In a Saga, especially a distributed saga where each service manages its own database. If multiple sagas run concurrently, they might:

• Interfere with each other
• See partially updated data
• Trigger inconsistent business data

Sagas lacks built-in isolation. Imagine two users are trying to

• Book the last room in a hotel
• Both check availability → see it's free
• Both try to reserve it → race condition

Without isolation, both might believe they succeeded, leading to overbooking.

So in this case developers must implement it isolation explicitly

Implementing Countermeasures 🪖🪖.

• Pessimistic Concurrency (Reservation Pattern) : Temporarily “locks” a resource by marking it as reserved. So other sagas see it as unavailable.

Example

async function bookTripSaga(userId, hotelId, flightDetails ) {

  try {
    // Step 1: Reserve the hotel
    const hotelReserved = await reserveHotel(hotelId, userId);

    // If a saga is currenntly running, hotel is marked as reserved
   //  So other sagas see it as unavailable
    if (!hotelReserved) throw new Error("Hotel unavailable");

    // Step 2: Book the flight
    const flightBooked = await bookFlight(flightDetails, userId);
    if (!flightBooked) throw new Error("Flight booking failed");

    // Step 3: Mark hotel as booked
    await confirmHotel(hotelId, userId);

    return { success: true, message: "Trip booked successfully" };

  } catch (error) {
    // Compensation to marked hotel as available
    await releaseHotel(hotelId, userId);
    return { success: false, message: error.message };
  }
}

Other issues and considerations

• Increased Latency :

  1. If the transaction makes synchronous calls (e.g., using the Orchestrator approach), each service call waits for a response before continuing.
  2. Compensatory transactions can also add latency to the overall response time. For example, if step 5 of a 6-step Saga fails, all previous steps must be rolled back, which adds additional latency.
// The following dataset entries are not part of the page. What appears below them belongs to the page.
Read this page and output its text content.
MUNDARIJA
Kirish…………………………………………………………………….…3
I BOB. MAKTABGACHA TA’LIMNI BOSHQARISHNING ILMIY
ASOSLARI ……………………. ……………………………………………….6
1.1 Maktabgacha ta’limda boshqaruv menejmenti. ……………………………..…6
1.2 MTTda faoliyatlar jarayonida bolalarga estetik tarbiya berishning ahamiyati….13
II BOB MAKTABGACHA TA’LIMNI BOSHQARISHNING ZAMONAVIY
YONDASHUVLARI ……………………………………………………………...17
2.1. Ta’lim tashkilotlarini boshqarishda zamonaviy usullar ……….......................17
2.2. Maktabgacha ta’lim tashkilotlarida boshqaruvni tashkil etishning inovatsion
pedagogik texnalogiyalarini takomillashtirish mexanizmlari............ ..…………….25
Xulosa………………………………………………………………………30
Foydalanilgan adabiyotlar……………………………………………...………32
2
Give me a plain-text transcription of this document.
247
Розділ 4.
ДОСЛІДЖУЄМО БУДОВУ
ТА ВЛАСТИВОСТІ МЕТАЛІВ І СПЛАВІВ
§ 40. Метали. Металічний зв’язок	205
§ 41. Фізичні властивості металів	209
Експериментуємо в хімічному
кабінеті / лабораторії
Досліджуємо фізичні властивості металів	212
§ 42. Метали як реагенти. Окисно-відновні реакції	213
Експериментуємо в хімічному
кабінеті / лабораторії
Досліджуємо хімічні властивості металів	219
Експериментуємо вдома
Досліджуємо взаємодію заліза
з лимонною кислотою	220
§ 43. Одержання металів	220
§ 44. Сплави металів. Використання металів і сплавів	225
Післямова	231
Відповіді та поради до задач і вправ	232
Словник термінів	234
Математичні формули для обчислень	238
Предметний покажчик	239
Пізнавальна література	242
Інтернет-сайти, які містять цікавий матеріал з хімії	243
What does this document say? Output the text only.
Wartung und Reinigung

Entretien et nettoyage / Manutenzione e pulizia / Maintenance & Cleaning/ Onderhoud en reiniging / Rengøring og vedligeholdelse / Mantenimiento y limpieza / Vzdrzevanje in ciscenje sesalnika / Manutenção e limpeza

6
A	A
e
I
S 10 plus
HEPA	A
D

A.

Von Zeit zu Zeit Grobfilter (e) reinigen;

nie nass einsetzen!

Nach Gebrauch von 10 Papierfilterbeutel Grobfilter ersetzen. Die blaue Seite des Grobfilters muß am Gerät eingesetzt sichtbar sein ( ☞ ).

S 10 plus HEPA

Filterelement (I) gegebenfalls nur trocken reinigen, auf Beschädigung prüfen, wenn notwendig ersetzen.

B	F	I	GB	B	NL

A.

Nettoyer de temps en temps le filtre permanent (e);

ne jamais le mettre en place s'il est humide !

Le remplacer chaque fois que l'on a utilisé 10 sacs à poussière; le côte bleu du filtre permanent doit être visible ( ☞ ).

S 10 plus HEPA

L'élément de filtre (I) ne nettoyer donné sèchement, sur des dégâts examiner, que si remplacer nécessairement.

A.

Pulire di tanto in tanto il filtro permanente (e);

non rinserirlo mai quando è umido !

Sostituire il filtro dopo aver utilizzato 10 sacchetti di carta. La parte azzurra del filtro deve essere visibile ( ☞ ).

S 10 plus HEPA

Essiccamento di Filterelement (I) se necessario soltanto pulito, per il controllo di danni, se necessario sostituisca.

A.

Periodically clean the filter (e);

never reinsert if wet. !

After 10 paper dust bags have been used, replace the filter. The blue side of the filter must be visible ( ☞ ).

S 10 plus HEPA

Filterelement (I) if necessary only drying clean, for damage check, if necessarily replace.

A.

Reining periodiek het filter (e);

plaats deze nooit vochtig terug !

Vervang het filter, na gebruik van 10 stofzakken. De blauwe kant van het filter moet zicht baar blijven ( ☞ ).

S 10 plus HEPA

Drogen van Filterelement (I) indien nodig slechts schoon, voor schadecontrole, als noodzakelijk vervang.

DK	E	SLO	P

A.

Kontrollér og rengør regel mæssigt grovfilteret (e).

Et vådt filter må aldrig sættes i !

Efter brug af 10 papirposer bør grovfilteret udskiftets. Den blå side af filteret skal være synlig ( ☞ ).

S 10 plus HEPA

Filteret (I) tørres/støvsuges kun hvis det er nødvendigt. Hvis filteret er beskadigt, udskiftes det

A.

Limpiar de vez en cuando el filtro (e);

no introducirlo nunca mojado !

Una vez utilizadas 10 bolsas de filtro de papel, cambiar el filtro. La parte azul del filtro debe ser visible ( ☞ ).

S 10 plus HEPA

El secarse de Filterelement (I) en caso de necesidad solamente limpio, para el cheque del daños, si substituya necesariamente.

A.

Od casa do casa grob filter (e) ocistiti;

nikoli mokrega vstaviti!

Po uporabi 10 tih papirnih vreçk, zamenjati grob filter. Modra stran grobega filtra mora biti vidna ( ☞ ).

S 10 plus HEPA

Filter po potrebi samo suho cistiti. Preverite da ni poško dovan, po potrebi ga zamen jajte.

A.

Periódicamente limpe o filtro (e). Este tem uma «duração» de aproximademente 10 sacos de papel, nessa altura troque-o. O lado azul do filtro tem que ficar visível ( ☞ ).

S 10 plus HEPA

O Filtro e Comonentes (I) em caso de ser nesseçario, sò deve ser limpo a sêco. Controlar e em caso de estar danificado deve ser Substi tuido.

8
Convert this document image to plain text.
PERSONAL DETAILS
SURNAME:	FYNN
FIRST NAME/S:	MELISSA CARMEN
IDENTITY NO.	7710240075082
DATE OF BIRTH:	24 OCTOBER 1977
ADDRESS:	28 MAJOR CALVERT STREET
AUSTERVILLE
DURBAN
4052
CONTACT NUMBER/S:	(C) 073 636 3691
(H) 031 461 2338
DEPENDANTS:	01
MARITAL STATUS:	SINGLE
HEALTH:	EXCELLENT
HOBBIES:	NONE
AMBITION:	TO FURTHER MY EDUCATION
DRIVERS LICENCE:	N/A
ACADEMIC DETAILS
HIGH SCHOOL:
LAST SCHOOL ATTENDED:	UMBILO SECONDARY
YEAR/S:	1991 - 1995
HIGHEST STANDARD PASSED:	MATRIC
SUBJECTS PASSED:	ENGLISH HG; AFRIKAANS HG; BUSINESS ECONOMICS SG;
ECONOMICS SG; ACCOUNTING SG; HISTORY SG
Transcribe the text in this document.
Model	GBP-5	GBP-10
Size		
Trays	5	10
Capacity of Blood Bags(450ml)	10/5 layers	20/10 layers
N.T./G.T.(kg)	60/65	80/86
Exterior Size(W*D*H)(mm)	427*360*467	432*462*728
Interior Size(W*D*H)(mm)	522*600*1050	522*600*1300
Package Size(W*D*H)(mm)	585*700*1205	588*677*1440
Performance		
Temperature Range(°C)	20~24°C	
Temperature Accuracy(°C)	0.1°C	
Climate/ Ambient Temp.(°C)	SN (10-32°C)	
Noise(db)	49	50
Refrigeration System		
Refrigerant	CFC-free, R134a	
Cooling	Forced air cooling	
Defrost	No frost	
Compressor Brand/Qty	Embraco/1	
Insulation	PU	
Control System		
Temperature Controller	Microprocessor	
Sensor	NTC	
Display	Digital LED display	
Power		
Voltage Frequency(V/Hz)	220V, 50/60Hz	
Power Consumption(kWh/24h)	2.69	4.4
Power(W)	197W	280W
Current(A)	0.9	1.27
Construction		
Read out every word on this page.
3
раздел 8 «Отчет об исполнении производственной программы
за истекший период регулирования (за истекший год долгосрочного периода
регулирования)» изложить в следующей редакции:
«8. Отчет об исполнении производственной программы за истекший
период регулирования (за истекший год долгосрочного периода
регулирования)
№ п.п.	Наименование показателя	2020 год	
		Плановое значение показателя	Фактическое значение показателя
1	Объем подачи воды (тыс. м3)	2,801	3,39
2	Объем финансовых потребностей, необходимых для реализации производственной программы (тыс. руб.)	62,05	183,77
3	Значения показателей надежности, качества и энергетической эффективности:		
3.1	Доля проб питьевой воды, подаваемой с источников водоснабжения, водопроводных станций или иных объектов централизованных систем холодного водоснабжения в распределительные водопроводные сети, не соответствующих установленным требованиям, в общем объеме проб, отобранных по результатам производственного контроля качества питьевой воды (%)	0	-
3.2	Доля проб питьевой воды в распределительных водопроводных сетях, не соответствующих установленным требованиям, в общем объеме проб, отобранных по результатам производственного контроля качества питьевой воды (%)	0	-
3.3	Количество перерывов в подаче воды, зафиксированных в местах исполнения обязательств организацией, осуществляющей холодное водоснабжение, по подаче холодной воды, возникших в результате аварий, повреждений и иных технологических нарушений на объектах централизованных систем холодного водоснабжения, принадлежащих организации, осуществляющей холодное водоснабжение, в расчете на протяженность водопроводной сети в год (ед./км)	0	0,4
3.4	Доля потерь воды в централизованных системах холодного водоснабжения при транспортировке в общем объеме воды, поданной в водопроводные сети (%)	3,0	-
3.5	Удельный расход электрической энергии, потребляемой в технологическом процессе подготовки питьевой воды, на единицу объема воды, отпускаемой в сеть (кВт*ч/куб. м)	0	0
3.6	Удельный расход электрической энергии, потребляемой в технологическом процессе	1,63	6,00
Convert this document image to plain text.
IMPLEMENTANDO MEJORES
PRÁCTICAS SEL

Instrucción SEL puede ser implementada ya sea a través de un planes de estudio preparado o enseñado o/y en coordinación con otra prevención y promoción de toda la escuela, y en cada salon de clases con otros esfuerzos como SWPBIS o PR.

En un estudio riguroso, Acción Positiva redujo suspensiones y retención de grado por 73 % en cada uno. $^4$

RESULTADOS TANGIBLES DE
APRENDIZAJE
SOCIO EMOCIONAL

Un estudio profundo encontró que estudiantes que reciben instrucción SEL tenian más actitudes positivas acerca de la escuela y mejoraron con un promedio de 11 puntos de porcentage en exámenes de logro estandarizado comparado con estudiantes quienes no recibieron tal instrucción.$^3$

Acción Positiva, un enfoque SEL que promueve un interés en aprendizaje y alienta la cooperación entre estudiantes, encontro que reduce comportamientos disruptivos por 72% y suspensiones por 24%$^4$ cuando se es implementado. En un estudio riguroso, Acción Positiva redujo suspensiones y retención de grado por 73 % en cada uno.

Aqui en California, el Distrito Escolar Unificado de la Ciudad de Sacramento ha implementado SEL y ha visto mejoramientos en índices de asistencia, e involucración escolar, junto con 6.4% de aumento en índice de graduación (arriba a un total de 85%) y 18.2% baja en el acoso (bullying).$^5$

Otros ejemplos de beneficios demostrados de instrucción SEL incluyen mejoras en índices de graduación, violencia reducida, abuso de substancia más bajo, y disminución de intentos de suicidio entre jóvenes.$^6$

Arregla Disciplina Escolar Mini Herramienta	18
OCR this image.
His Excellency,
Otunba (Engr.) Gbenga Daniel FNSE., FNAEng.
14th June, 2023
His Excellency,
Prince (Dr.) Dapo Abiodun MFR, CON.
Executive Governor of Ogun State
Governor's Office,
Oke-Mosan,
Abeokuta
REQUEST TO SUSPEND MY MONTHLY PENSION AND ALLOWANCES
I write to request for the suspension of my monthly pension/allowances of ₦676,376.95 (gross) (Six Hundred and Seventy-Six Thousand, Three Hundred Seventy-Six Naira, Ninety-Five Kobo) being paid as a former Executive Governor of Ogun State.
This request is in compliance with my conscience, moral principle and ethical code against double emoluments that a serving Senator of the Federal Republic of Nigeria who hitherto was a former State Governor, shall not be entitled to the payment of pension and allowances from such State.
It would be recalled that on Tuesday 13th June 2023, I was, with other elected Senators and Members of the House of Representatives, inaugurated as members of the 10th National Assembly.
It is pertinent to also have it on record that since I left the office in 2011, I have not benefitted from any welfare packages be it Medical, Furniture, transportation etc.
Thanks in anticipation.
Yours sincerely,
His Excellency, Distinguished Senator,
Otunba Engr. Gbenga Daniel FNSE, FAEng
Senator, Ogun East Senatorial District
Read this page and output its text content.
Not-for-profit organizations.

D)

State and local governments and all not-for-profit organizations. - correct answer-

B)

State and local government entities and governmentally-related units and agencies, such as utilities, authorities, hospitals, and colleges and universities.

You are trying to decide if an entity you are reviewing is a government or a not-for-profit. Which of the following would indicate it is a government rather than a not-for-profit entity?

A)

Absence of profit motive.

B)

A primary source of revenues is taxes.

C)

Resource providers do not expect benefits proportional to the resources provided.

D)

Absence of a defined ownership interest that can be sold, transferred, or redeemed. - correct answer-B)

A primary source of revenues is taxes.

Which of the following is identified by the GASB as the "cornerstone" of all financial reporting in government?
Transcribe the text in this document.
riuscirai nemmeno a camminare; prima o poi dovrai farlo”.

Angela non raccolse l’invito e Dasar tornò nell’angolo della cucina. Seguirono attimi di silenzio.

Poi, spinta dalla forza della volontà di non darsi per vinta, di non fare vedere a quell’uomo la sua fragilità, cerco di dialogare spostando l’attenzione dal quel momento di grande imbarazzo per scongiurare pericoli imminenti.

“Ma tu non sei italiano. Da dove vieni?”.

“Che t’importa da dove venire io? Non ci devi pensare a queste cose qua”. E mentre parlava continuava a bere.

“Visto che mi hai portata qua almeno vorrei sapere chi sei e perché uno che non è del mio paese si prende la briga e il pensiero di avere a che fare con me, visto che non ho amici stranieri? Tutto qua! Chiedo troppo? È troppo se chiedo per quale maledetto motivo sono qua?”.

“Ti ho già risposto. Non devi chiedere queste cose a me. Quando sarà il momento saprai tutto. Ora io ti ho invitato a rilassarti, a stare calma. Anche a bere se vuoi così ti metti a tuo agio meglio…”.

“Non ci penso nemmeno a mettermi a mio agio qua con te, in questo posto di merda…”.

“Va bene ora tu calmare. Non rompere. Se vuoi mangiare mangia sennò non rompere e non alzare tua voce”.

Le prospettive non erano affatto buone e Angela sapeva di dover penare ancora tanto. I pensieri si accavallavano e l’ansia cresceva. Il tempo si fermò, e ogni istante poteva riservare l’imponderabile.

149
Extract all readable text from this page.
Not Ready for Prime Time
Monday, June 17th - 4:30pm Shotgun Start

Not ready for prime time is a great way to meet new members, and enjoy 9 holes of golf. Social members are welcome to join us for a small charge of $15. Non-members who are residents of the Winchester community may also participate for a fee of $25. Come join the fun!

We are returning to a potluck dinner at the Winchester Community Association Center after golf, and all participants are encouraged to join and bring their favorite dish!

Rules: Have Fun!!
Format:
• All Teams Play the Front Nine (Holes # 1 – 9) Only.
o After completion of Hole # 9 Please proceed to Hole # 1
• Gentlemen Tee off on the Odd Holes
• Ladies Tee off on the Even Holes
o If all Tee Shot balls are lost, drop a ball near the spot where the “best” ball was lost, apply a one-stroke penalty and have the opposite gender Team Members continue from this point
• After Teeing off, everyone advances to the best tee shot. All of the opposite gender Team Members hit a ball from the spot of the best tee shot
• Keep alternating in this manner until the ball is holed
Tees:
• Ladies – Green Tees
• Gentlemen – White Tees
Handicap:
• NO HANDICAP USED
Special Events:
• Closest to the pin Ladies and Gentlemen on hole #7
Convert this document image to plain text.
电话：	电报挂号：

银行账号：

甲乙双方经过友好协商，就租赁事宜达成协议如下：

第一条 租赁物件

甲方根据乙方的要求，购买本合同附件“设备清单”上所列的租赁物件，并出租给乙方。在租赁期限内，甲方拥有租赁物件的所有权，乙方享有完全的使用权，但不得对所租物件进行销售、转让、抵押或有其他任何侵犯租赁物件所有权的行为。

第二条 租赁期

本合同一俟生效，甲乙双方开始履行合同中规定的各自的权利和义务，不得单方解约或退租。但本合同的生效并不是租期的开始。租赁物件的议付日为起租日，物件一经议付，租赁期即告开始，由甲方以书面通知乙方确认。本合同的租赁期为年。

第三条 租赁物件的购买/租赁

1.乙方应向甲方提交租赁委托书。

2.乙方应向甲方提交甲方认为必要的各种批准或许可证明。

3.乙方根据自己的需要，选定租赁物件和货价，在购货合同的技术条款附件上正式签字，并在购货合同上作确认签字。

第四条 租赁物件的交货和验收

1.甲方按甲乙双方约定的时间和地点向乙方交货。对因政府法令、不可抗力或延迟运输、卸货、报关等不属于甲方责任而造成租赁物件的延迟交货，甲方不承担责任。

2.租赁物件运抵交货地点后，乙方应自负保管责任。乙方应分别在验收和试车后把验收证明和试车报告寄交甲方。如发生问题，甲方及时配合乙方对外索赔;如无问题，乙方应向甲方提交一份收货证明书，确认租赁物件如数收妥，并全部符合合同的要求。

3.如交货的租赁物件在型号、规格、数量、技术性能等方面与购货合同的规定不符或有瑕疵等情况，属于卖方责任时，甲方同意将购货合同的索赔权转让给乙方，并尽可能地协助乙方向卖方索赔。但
• Idempotency: Failures during a Saga (or during compensation) can be tricky to recover from. They require retry logic, and this is where idempotency becomes crucial.

👉 Read more on idempotency: Engineering Idempotency Keys

• Dual writes issue: The dual-write issue occurs when two external systems has to atomically update the database and publish an event. The failure of either operation might lead to an inconsistent state. One way to solve this is to use the transactional outbox pattern.

Glossary

• Transactions: In the context of databases and data storage systems, a transaction is any operation that is treated as a single unit of work, which either completes fully or does not complete at all.